I was born under the curse of survival, and Jesus freed me from it, Chinese convert Kenan Dionisie Wang confesses

Journalist Cristian Curte published in the weekly Formula As an interview with Kenan Dionisie Wang, a PhD student in History at the University of Bucharest and a first-year student in Orthodox Theology. Kenan was born in China and converted to Orthodoxy in Romania. He dreams of becoming an Orthodox priest.

“Priesthood is the lifestyle of those who can only feel fulfilled by dealing with divine things. Although we are all called to deification and participate in the universal priesthood, very few are truly called to this lifestyle and enjoy the right circumstances ordained by God,” the new theology student confessed.

“A clear sign that someone fits this lifestyle is that they don’t need huge efforts to adapt to it.”

Rebellion against materialism

“My first step towards faith was a kind of rebellion against the materialism, utilitarianism and idolatry of survival, which are characteristic of the Chinese society in which I was born, but to which I could not adapt. A society where survival is the ultimate goal of existence,” he told the journalist.

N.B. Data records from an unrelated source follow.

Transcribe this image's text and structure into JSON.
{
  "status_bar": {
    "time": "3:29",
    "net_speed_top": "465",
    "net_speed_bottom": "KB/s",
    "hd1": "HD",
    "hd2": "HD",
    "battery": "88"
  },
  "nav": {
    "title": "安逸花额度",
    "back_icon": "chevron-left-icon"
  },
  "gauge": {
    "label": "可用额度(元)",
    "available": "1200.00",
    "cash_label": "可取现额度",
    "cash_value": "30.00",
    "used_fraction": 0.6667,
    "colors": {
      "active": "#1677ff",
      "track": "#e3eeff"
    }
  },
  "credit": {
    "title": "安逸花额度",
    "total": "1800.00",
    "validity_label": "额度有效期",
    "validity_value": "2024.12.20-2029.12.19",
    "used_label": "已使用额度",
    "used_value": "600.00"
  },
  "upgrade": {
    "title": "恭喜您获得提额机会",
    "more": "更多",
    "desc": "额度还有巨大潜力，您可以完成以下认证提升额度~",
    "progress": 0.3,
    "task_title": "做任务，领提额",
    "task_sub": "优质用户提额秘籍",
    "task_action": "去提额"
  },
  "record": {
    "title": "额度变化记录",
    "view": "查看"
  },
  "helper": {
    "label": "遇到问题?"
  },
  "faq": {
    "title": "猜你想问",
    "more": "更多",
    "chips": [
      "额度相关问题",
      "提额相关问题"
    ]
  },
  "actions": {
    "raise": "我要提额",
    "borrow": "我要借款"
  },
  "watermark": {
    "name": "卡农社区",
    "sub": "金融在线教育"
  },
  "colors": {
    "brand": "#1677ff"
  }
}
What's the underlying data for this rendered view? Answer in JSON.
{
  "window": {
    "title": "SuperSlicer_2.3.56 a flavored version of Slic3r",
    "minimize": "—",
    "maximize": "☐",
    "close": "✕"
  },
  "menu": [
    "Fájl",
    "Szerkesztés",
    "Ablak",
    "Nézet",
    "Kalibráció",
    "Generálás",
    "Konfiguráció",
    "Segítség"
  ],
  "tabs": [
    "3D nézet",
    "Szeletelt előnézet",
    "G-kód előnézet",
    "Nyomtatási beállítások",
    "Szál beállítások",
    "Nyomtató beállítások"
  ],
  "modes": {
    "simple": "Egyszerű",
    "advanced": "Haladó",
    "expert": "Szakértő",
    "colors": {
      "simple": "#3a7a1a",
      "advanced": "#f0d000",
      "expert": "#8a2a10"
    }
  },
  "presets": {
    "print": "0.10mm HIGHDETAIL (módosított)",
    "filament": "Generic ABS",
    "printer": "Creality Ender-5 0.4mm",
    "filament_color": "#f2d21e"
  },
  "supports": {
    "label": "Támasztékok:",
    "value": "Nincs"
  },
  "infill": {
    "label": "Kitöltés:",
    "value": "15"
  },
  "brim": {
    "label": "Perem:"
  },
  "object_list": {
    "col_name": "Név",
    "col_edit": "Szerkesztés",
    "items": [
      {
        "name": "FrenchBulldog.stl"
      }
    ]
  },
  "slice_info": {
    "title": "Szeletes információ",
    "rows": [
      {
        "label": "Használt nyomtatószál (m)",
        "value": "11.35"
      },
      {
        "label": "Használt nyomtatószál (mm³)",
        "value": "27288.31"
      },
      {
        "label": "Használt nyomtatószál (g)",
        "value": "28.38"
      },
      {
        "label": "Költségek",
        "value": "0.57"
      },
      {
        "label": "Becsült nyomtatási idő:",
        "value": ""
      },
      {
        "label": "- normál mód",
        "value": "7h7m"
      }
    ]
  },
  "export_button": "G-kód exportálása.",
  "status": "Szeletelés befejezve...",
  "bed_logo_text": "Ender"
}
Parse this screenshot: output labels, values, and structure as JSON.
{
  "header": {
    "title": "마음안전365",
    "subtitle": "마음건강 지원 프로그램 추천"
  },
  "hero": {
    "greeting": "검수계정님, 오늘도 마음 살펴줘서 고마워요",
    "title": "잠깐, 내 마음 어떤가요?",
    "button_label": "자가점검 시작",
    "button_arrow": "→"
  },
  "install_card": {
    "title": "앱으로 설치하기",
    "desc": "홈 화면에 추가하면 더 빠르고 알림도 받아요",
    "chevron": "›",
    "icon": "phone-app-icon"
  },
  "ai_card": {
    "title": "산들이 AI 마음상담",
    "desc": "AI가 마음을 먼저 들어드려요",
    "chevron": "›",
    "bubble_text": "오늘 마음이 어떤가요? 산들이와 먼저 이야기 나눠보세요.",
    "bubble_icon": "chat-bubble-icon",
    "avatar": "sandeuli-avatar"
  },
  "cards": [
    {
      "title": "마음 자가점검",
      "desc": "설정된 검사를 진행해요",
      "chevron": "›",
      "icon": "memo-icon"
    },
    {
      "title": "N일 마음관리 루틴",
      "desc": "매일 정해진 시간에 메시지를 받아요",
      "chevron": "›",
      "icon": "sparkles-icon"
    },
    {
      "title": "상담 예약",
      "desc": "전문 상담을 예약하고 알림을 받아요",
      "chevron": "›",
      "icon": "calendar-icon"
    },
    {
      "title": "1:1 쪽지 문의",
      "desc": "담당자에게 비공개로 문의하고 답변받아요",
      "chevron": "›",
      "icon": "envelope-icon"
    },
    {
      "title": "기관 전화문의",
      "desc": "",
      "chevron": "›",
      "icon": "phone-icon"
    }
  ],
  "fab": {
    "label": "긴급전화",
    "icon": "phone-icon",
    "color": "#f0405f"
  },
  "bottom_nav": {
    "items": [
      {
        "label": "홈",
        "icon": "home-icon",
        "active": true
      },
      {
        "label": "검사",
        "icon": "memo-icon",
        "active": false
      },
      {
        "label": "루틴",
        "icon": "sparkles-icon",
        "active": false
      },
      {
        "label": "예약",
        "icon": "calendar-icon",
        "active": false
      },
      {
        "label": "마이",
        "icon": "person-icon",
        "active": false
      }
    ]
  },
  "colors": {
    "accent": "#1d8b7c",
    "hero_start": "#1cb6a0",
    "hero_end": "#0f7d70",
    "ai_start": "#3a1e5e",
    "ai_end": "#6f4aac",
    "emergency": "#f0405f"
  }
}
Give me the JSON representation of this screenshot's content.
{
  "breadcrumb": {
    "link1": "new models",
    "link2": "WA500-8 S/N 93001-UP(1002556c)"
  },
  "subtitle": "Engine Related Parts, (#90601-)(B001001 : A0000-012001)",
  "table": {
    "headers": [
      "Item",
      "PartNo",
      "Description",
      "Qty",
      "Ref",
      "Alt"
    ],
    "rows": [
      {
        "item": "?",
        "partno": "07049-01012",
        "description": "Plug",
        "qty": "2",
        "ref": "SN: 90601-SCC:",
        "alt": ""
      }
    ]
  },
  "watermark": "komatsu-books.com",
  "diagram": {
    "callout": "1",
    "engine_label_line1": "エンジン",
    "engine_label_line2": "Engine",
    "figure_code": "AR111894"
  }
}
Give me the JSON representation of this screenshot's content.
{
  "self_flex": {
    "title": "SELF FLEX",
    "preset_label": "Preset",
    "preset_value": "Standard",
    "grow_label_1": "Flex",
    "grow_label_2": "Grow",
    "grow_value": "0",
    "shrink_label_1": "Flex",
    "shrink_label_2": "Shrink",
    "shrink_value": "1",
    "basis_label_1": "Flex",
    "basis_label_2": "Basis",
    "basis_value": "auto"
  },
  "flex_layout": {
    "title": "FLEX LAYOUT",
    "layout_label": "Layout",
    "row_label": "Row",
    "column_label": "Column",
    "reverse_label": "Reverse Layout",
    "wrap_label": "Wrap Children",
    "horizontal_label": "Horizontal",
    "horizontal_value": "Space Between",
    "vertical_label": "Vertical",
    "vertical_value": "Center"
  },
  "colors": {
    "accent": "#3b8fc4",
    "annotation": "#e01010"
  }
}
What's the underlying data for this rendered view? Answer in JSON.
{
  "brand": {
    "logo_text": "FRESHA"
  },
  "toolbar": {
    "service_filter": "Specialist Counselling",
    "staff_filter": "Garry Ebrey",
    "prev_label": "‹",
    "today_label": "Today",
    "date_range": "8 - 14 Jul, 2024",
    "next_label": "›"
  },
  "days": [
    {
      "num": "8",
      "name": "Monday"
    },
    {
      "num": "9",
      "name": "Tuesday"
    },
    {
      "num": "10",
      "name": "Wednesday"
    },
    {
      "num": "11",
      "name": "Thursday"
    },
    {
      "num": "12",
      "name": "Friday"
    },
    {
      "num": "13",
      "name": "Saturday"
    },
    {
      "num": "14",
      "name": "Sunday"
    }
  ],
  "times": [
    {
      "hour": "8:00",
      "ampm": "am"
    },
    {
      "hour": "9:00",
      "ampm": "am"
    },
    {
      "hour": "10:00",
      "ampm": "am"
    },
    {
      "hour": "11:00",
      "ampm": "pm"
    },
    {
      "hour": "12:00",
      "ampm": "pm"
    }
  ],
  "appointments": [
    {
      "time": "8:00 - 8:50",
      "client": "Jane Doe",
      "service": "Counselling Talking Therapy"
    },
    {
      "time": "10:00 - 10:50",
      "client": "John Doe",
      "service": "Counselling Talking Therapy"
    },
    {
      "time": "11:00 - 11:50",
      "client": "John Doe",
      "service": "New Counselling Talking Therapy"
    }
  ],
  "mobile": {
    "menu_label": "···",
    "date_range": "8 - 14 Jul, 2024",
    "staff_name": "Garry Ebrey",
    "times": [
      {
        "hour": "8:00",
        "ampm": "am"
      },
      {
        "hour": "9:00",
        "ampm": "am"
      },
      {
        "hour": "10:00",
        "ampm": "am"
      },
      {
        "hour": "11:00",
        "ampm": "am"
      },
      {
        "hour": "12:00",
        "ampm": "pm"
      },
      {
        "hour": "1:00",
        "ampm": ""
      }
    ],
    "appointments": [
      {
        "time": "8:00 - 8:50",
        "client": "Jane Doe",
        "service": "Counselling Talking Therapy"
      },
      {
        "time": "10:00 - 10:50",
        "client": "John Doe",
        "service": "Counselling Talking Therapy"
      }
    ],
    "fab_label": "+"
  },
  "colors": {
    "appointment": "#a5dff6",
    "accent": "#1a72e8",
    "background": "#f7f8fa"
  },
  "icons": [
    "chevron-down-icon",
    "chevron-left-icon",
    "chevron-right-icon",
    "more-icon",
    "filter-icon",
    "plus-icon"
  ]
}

“I wanted to find an answer to an essential but somehow ignored question in today’s society, namely: If only material pleasures and achievements define the meaning of my existence, then what is the point of me, a person who is not interested in these things, shall I live any longer?”

Buddhism, a sweetened nihilism

Kenan Wang began to study Buddhism but soon concluded that “it is actually a kind of sweetened nihilism, which does not aim to discover the meaning of human existence” but only aspires to “the extinction of existence, the passing into non-being, because once you no longer exist, you no longer suffer.”

“I liked the Orthodox way of looking at faith. It asks us not to define what God is or what belongs to the Christian faith because, after all, He is a mystery,” said Kenan Dionisie Wang.

Born under the curse of survival

He said Christ is “the Person who confirmed to me the correctness of those values I have held since childhood and for which I was discriminated against and marginalised even by my own family. Moreover, I was born under the curse of survival, and Jesus is the Person who freed me from it.”

“Perhaps it is difficult for you, Romanians, to understand, but for me, the verse “Man shall not live on bread alone, but on every word that comes from the mouth of God” (Matthew 4: 4) has an immense soul-healing power; it is the answer to the many exhortations that my parents and many other people addressed to me, with the aim of “correcting me.”

Devotion to martyrs

Kenan Dionisie Wang also explained to journalist Cristian Curte why he has a special devotion for martyrs: “The idolization of survival is the constant theme of Chinese culture, which I have faced since childhood,” he noted. And the martyrs “are people who set the ultimate example that survival is not preferable to divine commands.”

“Faith is, after all, above the individual life; it is above even the existence of society. That was the healing that Christianity brought me and through which I finally found my peace.”